Túmulo vazio.
Chuviscava, mas é
difícil resistir ao cemitério. Histórias esquecidas entre nomes
repetidos, datas remotas e flores tristes de plástico. O horizonte
delimitado por condomínios, estes dos vivos, vistos dali, não
diminuem nossa insignificância, ou a claustrofobia. Um túmulo com
anjos sinistros e mármores decorativos, e tijolos que foram se
desgastando ao longo do tempo, e minha velha conhecida, a inscrição
que diz:''Aqui jaz José de Sá Rocha __ de __ 19__”. Sim, lá
estão os espaços em branco para serem ainda preenchidos, como a
própria cova. A primeira reação foi infantil: 'ainda vive'. Mas
logo me vem um detalhe moribundo, este homem não previa chegar ao
séc XXI. Vila Bonfim, é assim que os antigos moradores a chamam,
sabe o paradeiro de todos os seus filhos, mas não tem a menor
informação sobre José de Sá Rocha. Fiquei a pensar, no velhinho,
se o fosse, a desfrutar de sua futura residência definitiva, como se
fosse uma casa de campo, ou na segurança condominial.
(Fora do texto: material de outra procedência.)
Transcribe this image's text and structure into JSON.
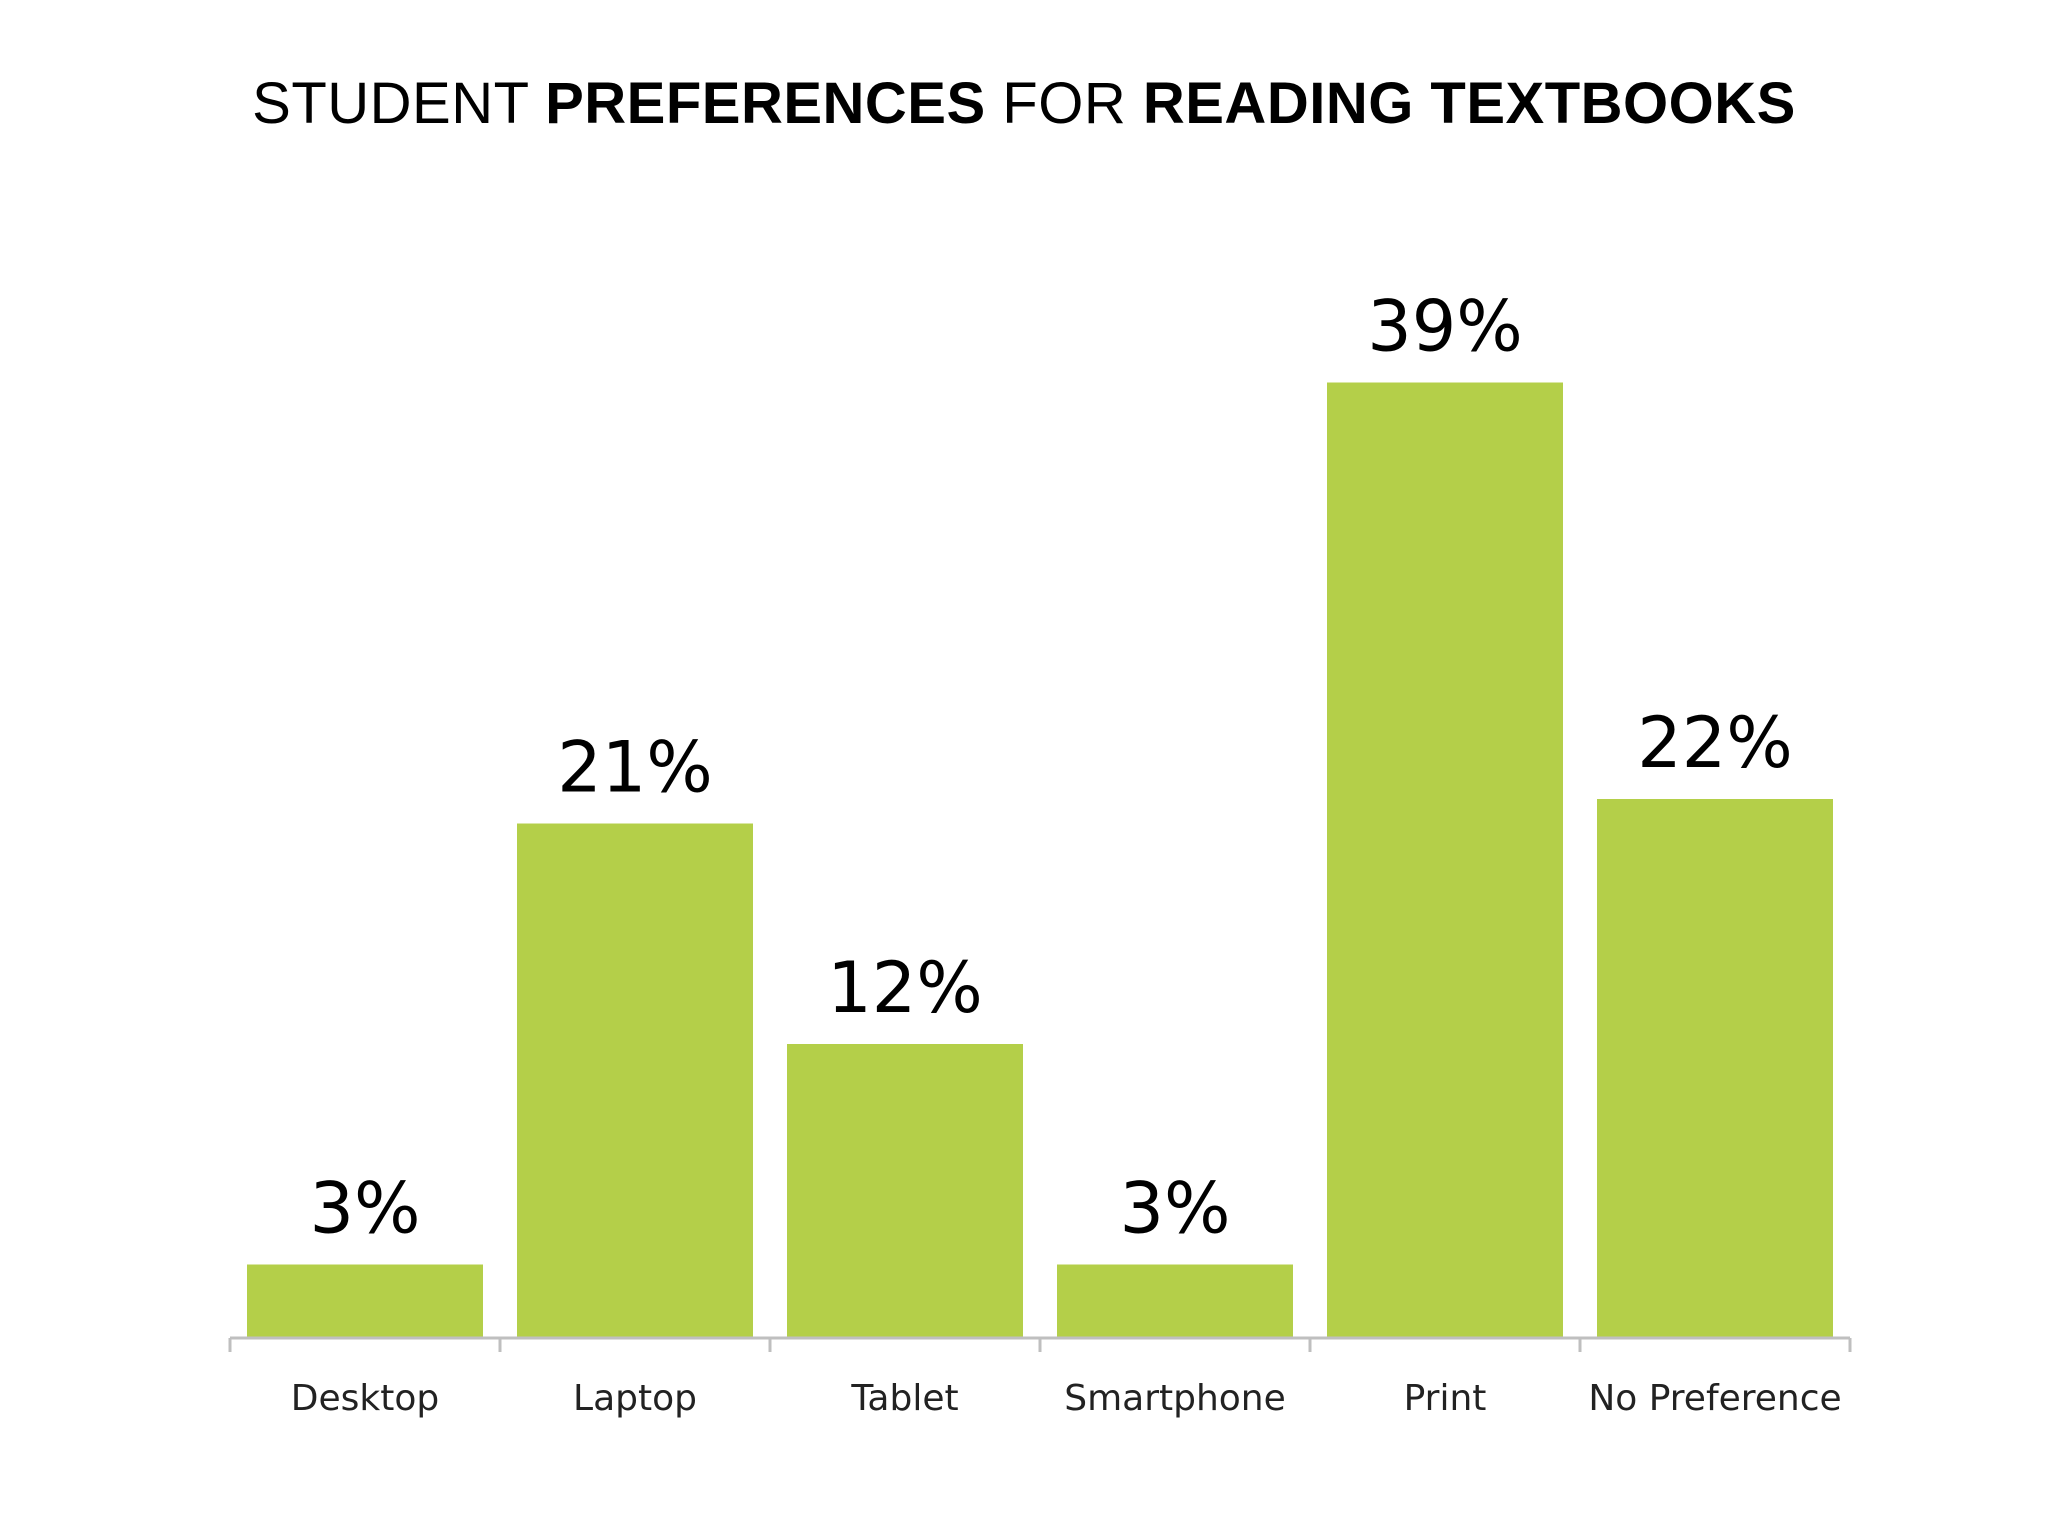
{
  "title_parts": [
    {
      "text": "STUDENT ",
      "bold": false
    },
    {
      "text": "PREFERENCES",
      "bold": true
    },
    {
      "text": " FOR ",
      "bold": false
    },
    {
      "text": "READING TEXTBOOKS",
      "bold": true
    }
  ],
  "colors": {
    "bar": "#b4cf49",
    "axis": "#bfbfbf",
    "text": "#000000"
  },
  "chart_data": {
    "type": "bar",
    "title": "STUDENT PREFERENCES FOR READING TEXTBOOKS",
    "xlabel": "",
    "ylabel": "",
    "categories": [
      "Desktop",
      "Laptop",
      "Tablet",
      "Smartphone",
      "Print",
      "No Preference"
    ],
    "values": [
      3,
      21,
      12,
      3,
      39,
      22
    ],
    "data_labels": [
      "3%",
      "21%",
      "12%",
      "3%",
      "39%",
      "22%"
    ],
    "unit": "%",
    "ylim": [
      0,
      42
    ],
    "grid": false,
    "legend": "none"
  }
}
No entanto,
para aquele que constrói a própria tumba, muito antes da morte,
esta está abandonada. Pelas informações recebidas junto a
administração do cemitério, o túmulo ,não habitado pelo não
vivente, fora construído por um jovem no final dos anos 50, mais
precisamente em 1958. Foi no Google que resolvi a charada, uma única
entrada. Uma reportagem do Jornal A Cidade publicada em 1968 que me
fez descobrir que José de Sá Rocha, nascera na noite de natal do
ano de 1940, e então com 38 anos o comunista Zé de Sá, e toda sua
família desapareceu misteriosamente por mãos desconhecidas perto da
Gironda, acerca de Luiz Antônio, então estação de trens da Alta
Mogiana. José de Sá Rocha construiu com as próprias mãos sua
residência definitiva, mas para habitá-la não basta a vontade de
um morto, pois necessita da cumplicidade de um vivo. E ele não a
teve. Descanse em paz. Onde quer que esteja.